The New York Times editor Bill Keller experienced a similar disconnect between his pro-choice rhetoric and his experience as a father when his son was prenatally diagnosed with significant abnormalities:

The technology that informs you [that] your future baby is mysteriously endangered also makes him real, a boy-like creature swimming in utero. . . . Yes, I know how shamelessly the anti-abortion lobby has exploited this illusion to give tadpole-sized fetuses the poster appeal of full-grown infants. But no amount of reasoning about the status of this creature can quite counteract the portrait that begins to form in your heart, with the poetry of the first heartbeats.

Through their family’s losses, these authors recognize that our debates over abortion, embryos, and reproductive technology are sorely lacking in recognition of the hard-to-pin-down, emotional realities of conception, pregnancy, pregnancy loss, and birth.

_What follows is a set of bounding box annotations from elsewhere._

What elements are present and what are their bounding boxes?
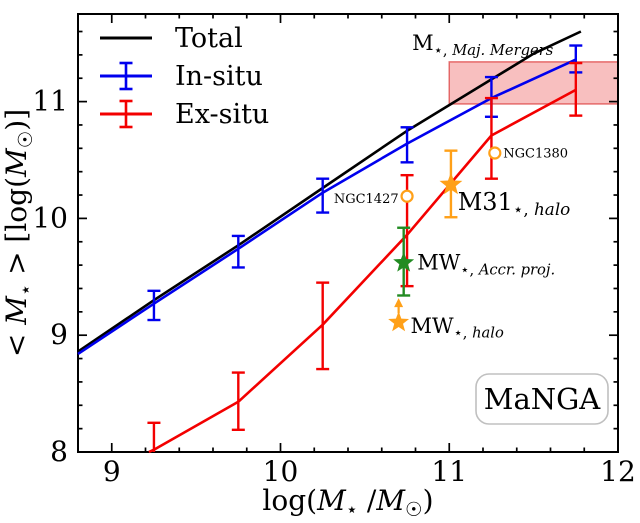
major-mergers-label: M⋆, Maj. Mergers [412, 31, 554, 59]
point-mw-halo: MW⋆, halo [388, 298, 504, 341]
series-line [77, 30, 582, 353]
point-mw-accr-proj: MW⋆, Accr. proj. [393, 226, 555, 297]
x-tick-label: 11 [431, 455, 467, 488]
series-line [148, 88, 577, 454]
legend-item-in-situ: In-situ [100, 61, 263, 92]
y-axis-label: < M⋆ > [log(M☉)] [0, 109, 37, 357]
ngc1380-marker-icon [488, 146, 502, 160]
lower-limit-arrowhead [394, 298, 404, 308]
y-tick-label: 10 [32, 201, 68, 234]
x-axis-label: log(M⋆ /M☉) [262, 484, 433, 521]
mw-halo-marker-icon [388, 311, 410, 332]
y-tick-label: 9 [50, 318, 68, 351]
ngc1427-marker-icon [400, 189, 414, 203]
x-tick-label: 12 [600, 455, 636, 488]
survey-badge-label: MaNGA [484, 382, 602, 416]
point-ngc1427: NGC1427 [334, 189, 414, 207]
legend: Total In-situ Ex-situ [100, 23, 269, 130]
legend-label: Ex-situ [175, 99, 269, 130]
y-tick-label: 8 [50, 435, 68, 468]
legend-label: In-situ [175, 61, 263, 92]
legend-item-total: Total [100, 23, 243, 54]
m31-halo-label: M31⋆, halo [458, 188, 571, 219]
x-tick-label: 10 [263, 455, 299, 488]
survey-badge-box [475, 373, 609, 425]
ngc1427-label: NGC1427 [334, 192, 399, 207]
mw-accr-proj-marker-icon [393, 251, 415, 272]
series-total [77, 30, 582, 353]
mw-accr-proj-label: MW⋆, Accr. proj. [417, 251, 555, 279]
m31-halo-marker-icon [439, 172, 463, 195]
y-tick-label: 11 [32, 85, 68, 118]
major-mergers-rect [448, 61, 619, 105]
major-mergers-region: M⋆, Maj. Mergers [412, 31, 619, 105]
ngc1380-label: NGC1380 [503, 147, 568, 162]
legend-label: Total [175, 23, 243, 54]
point-m31-halo: M31⋆, halo [439, 149, 571, 219]
series-in-situ [77, 44, 583, 355]
survey-badge: MaNGA [475, 373, 609, 425]
legend-item-ex-situ: Ex-situ [100, 99, 269, 130]
x-tick-label: 9 [103, 455, 121, 488]
mw-halo-label: MW⋆, halo [410, 314, 504, 342]
point-ngc1380: NGC1380 [488, 146, 568, 162]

One might think that parents would find it easier to define their relationship with IVF-conceived embryos that never made it out of their Petri dishes, rather than embryos that were the subject of excited phone calls announcing a pregnancy or fetuses whose tiny toes were visible on ultrasound. But studies show that even with embryos left over from IVF cycles, parents struggle with reconciling practical concerns with their emotional responses.

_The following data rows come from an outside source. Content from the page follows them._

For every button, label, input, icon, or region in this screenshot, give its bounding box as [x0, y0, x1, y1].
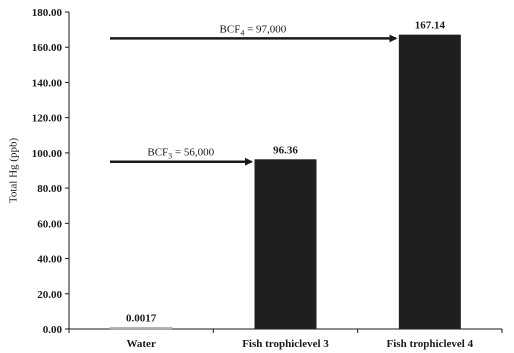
y-tick-label: 60.00	[37, 218, 62, 230]
x-axis: Water Fish trophiclevel 3 Fish trophicleve…	[68, 328, 503, 350]
bcf-label-prefix: BCF	[147, 147, 168, 159]
y-tick-label: 40.00	[37, 254, 62, 266]
y-tick-label: 160.00	[32, 42, 63, 54]
data-label: 167.14	[415, 20, 446, 32]
y-tick-label: 140.00	[32, 77, 63, 89]
x-tick-label: Fish trophiclevel 4	[387, 338, 474, 350]
y-tick-label: 80.00	[37, 183, 62, 195]
bcf-label: BCF4 = 97,000	[220, 23, 287, 37]
y-axis-title: Total Hg (ppb)	[8, 138, 20, 204]
bar	[398, 34, 461, 329]
data-label: 0.0017	[126, 313, 157, 325]
x-tick-label: Water	[127, 338, 156, 350]
bcf-label-suffix: = 56,000	[172, 147, 214, 159]
bars: 0.0017 96.36 167.14	[109, 20, 461, 330]
bcf-label-subscript: 3	[168, 152, 172, 161]
x-tick-label: Fish trophiclevel 3	[242, 338, 329, 350]
bcf-label-suffix: = 97,000	[244, 23, 286, 35]
y-tick-label: 20.00	[37, 289, 62, 301]
y-tick-label: 120.00	[32, 113, 63, 125]
data-label: 96.36	[273, 144, 298, 156]
bcf-label-prefix: BCF	[220, 23, 241, 35]
y-tick-label: 100.00	[32, 148, 63, 160]
bar	[109, 327, 173, 330]
y-axis: 0.00 20.00 40.00 60.00 80.00 100.00 120.00 140.…	[32, 7, 70, 336]
bcf-label: BCF3 = 56,000	[147, 147, 214, 161]
bar	[254, 159, 317, 329]
y-tick-label: 180.00	[32, 7, 63, 19]
y-tick-label: 0.00	[43, 324, 63, 336]
bcf-label-subscript: 4	[240, 28, 244, 37]
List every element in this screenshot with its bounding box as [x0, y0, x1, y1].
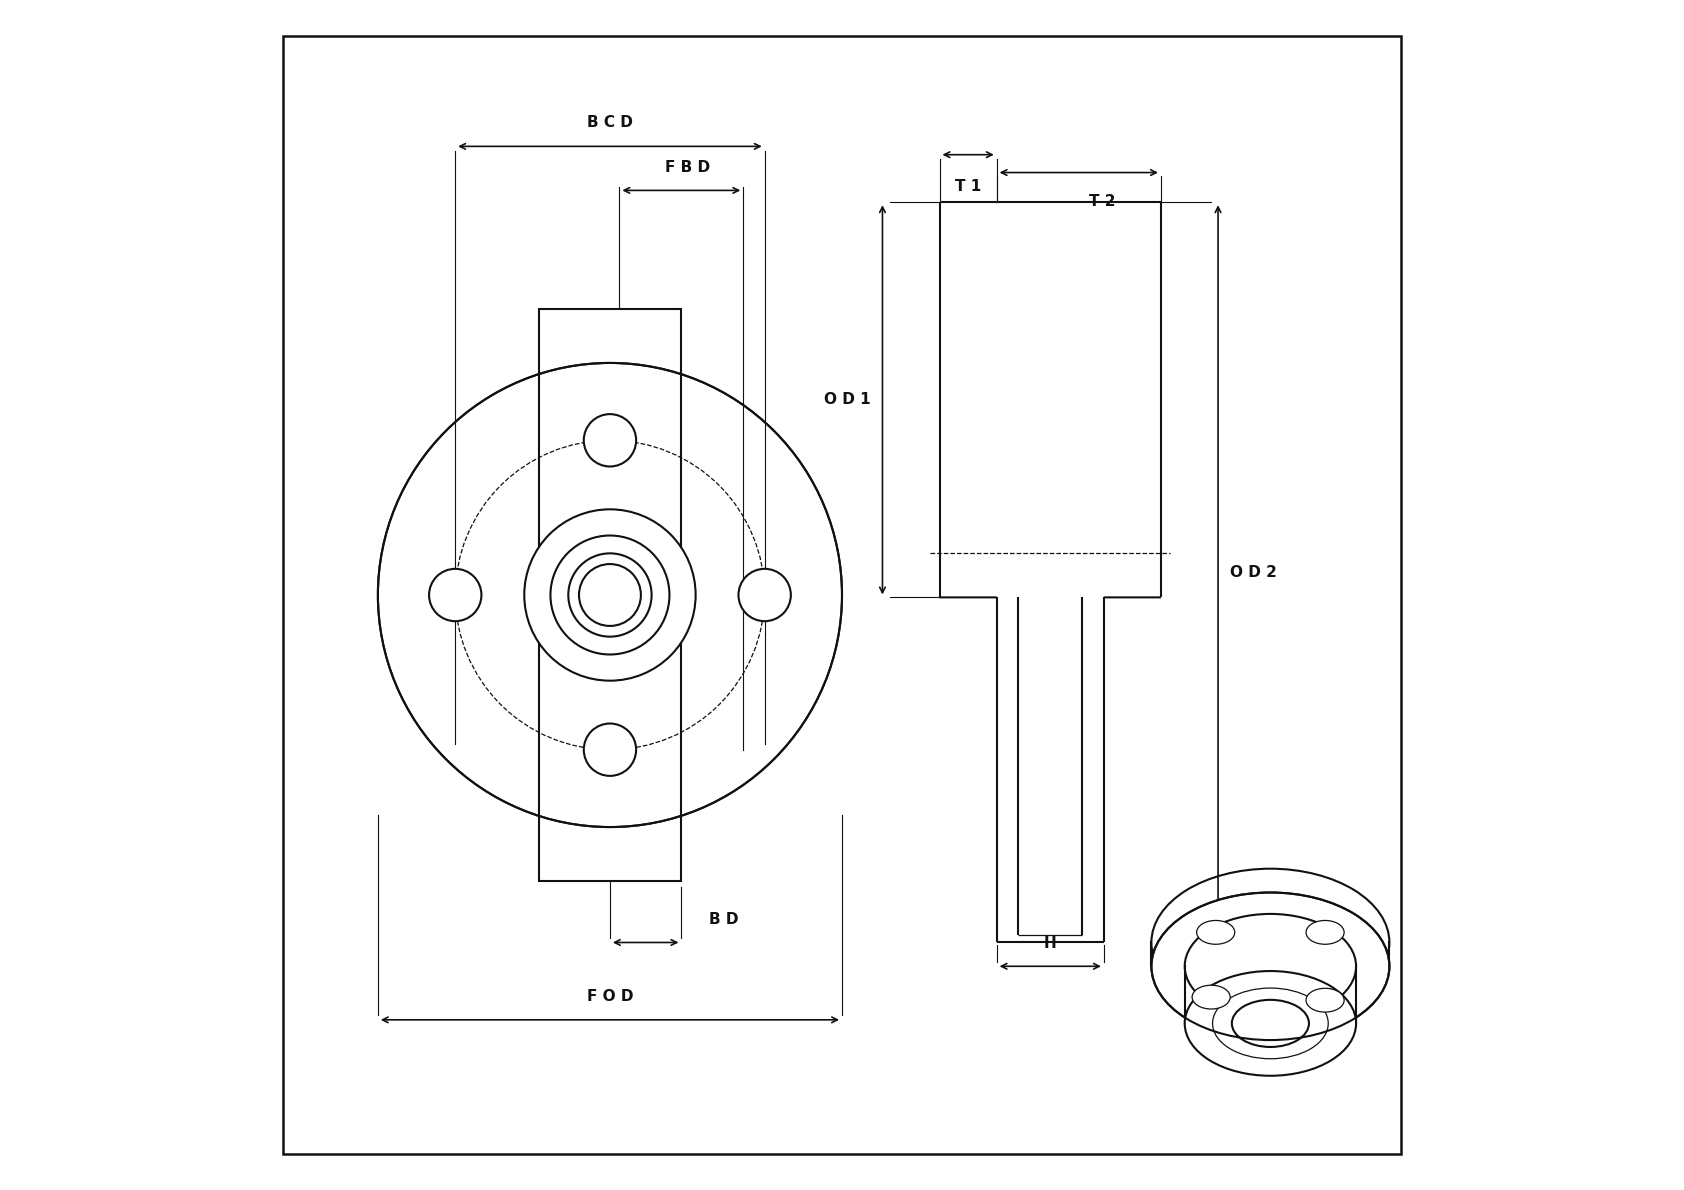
Ellipse shape — [524, 509, 695, 681]
Ellipse shape — [1212, 988, 1329, 1059]
Ellipse shape — [1186, 971, 1356, 1076]
Text: O D 1: O D 1 — [823, 393, 871, 407]
Text: T 2: T 2 — [1090, 194, 1116, 209]
Text: F O D: F O D — [586, 989, 633, 1004]
Text: T 1: T 1 — [955, 178, 982, 194]
Text: F B D: F B D — [665, 159, 711, 175]
Ellipse shape — [551, 536, 670, 654]
Ellipse shape — [1152, 892, 1389, 1040]
Text: B C D: B C D — [588, 114, 633, 130]
Ellipse shape — [1307, 988, 1344, 1012]
Ellipse shape — [568, 553, 652, 637]
Ellipse shape — [584, 724, 637, 776]
Bar — [539, 309, 682, 881]
Ellipse shape — [579, 564, 642, 626]
Ellipse shape — [1307, 921, 1344, 945]
Text: O D 2: O D 2 — [1229, 565, 1276, 580]
Text: B D: B D — [709, 912, 739, 927]
Ellipse shape — [1186, 914, 1356, 1019]
Ellipse shape — [1231, 1000, 1308, 1047]
Ellipse shape — [429, 569, 482, 621]
Ellipse shape — [739, 569, 791, 621]
Ellipse shape — [584, 414, 637, 466]
Ellipse shape — [1192, 985, 1231, 1009]
Text: H: H — [1044, 935, 1056, 951]
Ellipse shape — [1197, 921, 1234, 945]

A 2005 study found that 72 percent of couples interviewed who had gone through IVF treatment had not made and were not in the process of making decisions about what to do with their leftover embryos. That study cites an earlier study revealing that more than 80 percent of couples who had planned to donate their embryos for research or to other couples changed their minds. In the 2005 study, “several couples commented that contemplating the fate of their embryos was harder than their decision to go forward with the donor oocyte [and IVF] procedure itself.”

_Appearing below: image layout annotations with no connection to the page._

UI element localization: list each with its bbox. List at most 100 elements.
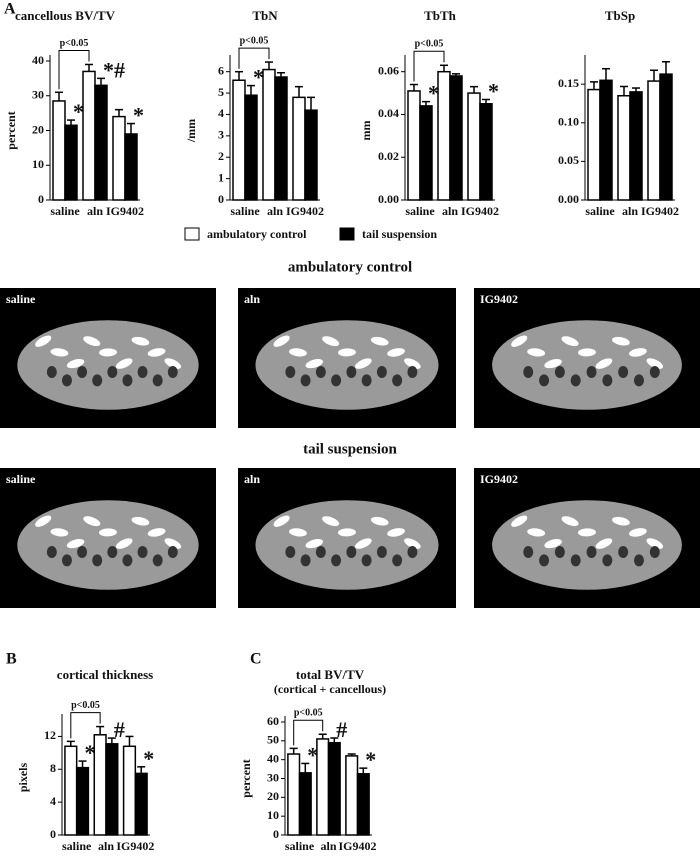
bar: [419, 105, 433, 201]
bone-trabecula: [544, 539, 562, 549]
bone-trabecula: [338, 528, 356, 537]
bone-trabecula: [50, 348, 69, 357]
bone-pore: [122, 554, 133, 567]
bar: [327, 741, 341, 836]
significance-marker: #: [114, 717, 125, 742]
bone-pore: [77, 546, 88, 558]
bone-pore: [122, 374, 133, 387]
x-tick-label: saline: [285, 839, 315, 853]
bone-pore: [167, 546, 178, 558]
chart-title: cortical thickness: [57, 667, 153, 682]
bone-pore: [392, 554, 403, 567]
bone-trabecula: [66, 539, 85, 549]
bone-trabecula: [35, 335, 52, 347]
bone-pore: [331, 554, 342, 567]
y-tick-label: 2: [218, 149, 224, 163]
y-tick-label: 0.00: [558, 192, 579, 206]
bone-pore: [586, 366, 597, 378]
bar: [304, 109, 318, 201]
bone-trabecula: [646, 538, 664, 549]
bone-trabecula: [164, 358, 182, 369]
chart-subtitle: (cortical + cancellous): [274, 682, 386, 696]
bone-trabecula: [147, 528, 166, 537]
bar: [345, 755, 359, 836]
bar: [617, 95, 631, 201]
bone-trabecula: [355, 358, 372, 369]
bone-trabecula: [115, 358, 133, 369]
x-tick-label: saline: [405, 204, 435, 218]
y-axis-label: percent: [4, 111, 18, 149]
bar: [232, 79, 246, 201]
y-tick-label: 1: [218, 170, 224, 184]
y-tick-label: 6: [218, 63, 224, 77]
bone-body: [17, 500, 199, 590]
panel-label: A: [4, 1, 16, 18]
bracket: [293, 719, 324, 746]
bone-pore: [137, 366, 148, 378]
bone-trabecula: [404, 538, 421, 549]
y-tick-label: 30: [267, 770, 279, 784]
bar: [112, 115, 126, 201]
significance-marker: *: [133, 103, 144, 128]
image-label: saline: [6, 292, 36, 306]
bone-trabecula: [544, 359, 562, 369]
y-tick-label: 0.10: [558, 115, 579, 129]
bar: [124, 133, 138, 201]
y-tick-label: 50: [267, 733, 279, 747]
panel-label: B: [6, 651, 17, 668]
bone-pore: [539, 374, 550, 387]
chart-title: cancellous BV/TV: [15, 8, 116, 23]
x-tick-label: aln: [622, 204, 638, 218]
bone-trabecula: [99, 528, 117, 537]
legend-swatch: [184, 227, 200, 241]
bone-pore: [300, 374, 311, 387]
significance-marker: *#: [103, 57, 125, 82]
bar: [64, 124, 78, 201]
bone-pore: [570, 554, 581, 567]
bone-pore: [285, 366, 296, 378]
y-tick-label: 0: [50, 827, 56, 841]
bone-trabecula: [131, 336, 150, 346]
bone-trabecula: [289, 528, 307, 537]
bone-trabecula: [305, 539, 324, 549]
bone-trabecula: [99, 348, 117, 357]
bone-trabecula: [595, 358, 613, 369]
section-heading: tail suspension: [303, 441, 397, 457]
bone-pore: [300, 554, 311, 567]
y-tick-label: 10: [267, 808, 279, 822]
bone-pore: [315, 546, 326, 558]
bracket-label: p<0.05: [71, 700, 100, 711]
y-axis-label: mm: [359, 121, 373, 141]
bone-pore: [376, 366, 387, 378]
bar: [94, 84, 108, 201]
bar: [316, 738, 330, 836]
bone-trabecula: [561, 516, 579, 527]
chart-title: total BV/TV: [296, 667, 365, 682]
bone-trabecula: [322, 336, 340, 347]
bone-trabecula: [527, 528, 546, 537]
x-tick-label: aln: [320, 839, 336, 853]
bar: [659, 73, 673, 201]
bar: [292, 96, 306, 201]
y-tick-label: 4: [218, 106, 224, 120]
y-tick-label: 8: [50, 761, 56, 775]
bar: [356, 773, 370, 836]
bracket: [70, 712, 101, 739]
bone-trabecula: [338, 348, 356, 357]
bone-pore: [46, 546, 57, 558]
bracket-label: p<0.05: [294, 708, 323, 719]
y-tick-label: 10: [32, 157, 44, 171]
bone-pore: [346, 366, 357, 378]
y-tick-label: 0: [218, 192, 224, 206]
bar: [629, 91, 643, 201]
bone-body: [255, 320, 439, 410]
bone-pore: [649, 546, 660, 558]
legend-label: tail suspension: [362, 227, 437, 241]
x-tick-label: aln: [267, 204, 283, 218]
bone-pore: [361, 554, 372, 567]
bone-trabecula: [305, 359, 324, 369]
bar: [274, 76, 288, 201]
bar: [93, 734, 107, 836]
bone-trabecula: [273, 515, 290, 527]
bone-pore: [152, 554, 163, 567]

The study found that “the factor that contributes most significantly to the difficulty of the disposition decision is the complex nature of the couples’ conceptualization of their embryos.” Couples saw their embryos in a variety of ways: as biological material, as living entities, and as “virtual children,” whose interests must be considered. Some were uncomfortable with donating to another couple because they would lose control over their genetically related children, for whom they felt responsible. Some couples “incorporated [the embryos] into their family structure by referring to them as siblings of their living children. This view complicated the consideration of donating embryos as it gave rise to concerns about the possibility of their living child inadvertently meeting and starting a relationship with a child conceived from a donated embryo.” Couples saw embryos as a “genetic or psychological insurance policy and considered the possibility that their embryos might provide some medical benefit to their living children at some future time,” or might be “potential replacements for their living children should they be lost through illness or accident.” Embryos also became “symbols of the infertility that had dominated their lives for so many years.” Some wanted to use their embryos up to have more children, and for some, the unused embryos fed an ongoing desire for more children even when that was impractical.

Parents’ complex relationships with their embryos, whether they exist in laboratories or the womb, defy simplistic pro-life/pro-choice arguments that define embryos either as equal to fully developed children or as mere biological matter.